PROBLEM: The mechanisms of the immunosuppressive and immunosuppression-in-ducing capacities of Jeg-3 human choriocarcinoma cell line supernatants (HCSs) are not yet completely understood. The influence on interleukin (IL)-2, IL-4 and interferon (IFN)-γ production; IL-2 receptor (IL-2R) α-, β-, and γ-chain; and the signaling pathway molecules Janus kinase (Jak)1, Jak3, signal transducers and activators of transcription (Stat)1, Stat3, and Stat5 should be investigated.
METHOD OF STUDY: For assessment of IL production, whole peripheral venous blood from healthy donors was stimulated with phorbol-myristate-acetate and ionomycine. Secretion of ILs was blocked with monensine. Intracellular ILs were analyzed by flow cytometry. For IL-2R and signaling pathway molecule analysis, peripheral blood lymphocytes were stimulated with phytohemagglutinin (PHA). IL-2R chains were measured by flow cytometry, and Jaks/Stats by sodium dodecyl sulfate polyacrylamide gel electrophoresis (SDS-PAGE) and Western blot.
RESULTS: Phorbol-myristate-acetate and ionomycine strongly increase the percentage of IL-2+ cells; an additional 50% HCSs significantly suppresses the percentage to, or below the level of unstimulated cells. IFN-γ production is strongly decreased by HCSs in some cases, but not in others. PHA stimulates IL-2R α-, β-, and γ-chain expression and their signaling pathway molecules Jak1, Jak3, Stat1, Stat3, and Stat5. 50% HCS downregulates the α-chain and slightly upregulates the β-chain. Jak1, Jak3, Stat1, Stat3, and Stat5 expression is suppressed approximately to, or below the level of unstimulated cells.

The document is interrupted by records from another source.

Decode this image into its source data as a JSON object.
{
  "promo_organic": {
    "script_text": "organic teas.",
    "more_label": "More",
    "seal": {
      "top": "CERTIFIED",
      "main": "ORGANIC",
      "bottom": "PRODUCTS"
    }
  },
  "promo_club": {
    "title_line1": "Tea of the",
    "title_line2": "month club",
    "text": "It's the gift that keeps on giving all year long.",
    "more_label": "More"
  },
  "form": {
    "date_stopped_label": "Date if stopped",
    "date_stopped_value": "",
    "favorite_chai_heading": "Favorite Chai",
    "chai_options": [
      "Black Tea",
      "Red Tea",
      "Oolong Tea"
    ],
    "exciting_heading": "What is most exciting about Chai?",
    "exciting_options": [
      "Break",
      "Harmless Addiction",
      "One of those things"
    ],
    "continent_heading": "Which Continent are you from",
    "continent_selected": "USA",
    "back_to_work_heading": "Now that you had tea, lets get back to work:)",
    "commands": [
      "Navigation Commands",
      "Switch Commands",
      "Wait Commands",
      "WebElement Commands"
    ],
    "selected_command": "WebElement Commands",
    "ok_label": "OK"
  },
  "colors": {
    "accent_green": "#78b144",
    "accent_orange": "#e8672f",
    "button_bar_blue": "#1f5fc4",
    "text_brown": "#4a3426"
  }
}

CONCLUSIONS: HCS forcefully blocks the production of IL-2; the IL-2R α-chain; and Jak1, Jak3, Stat1, Stat3, and Stat5 expression. The observed phenomena might be caused by downregulation of an IL-2R regulation gene, and might play a key role in the expansion of choriocarcinoma, and possibly in the survival of the fetal allograft.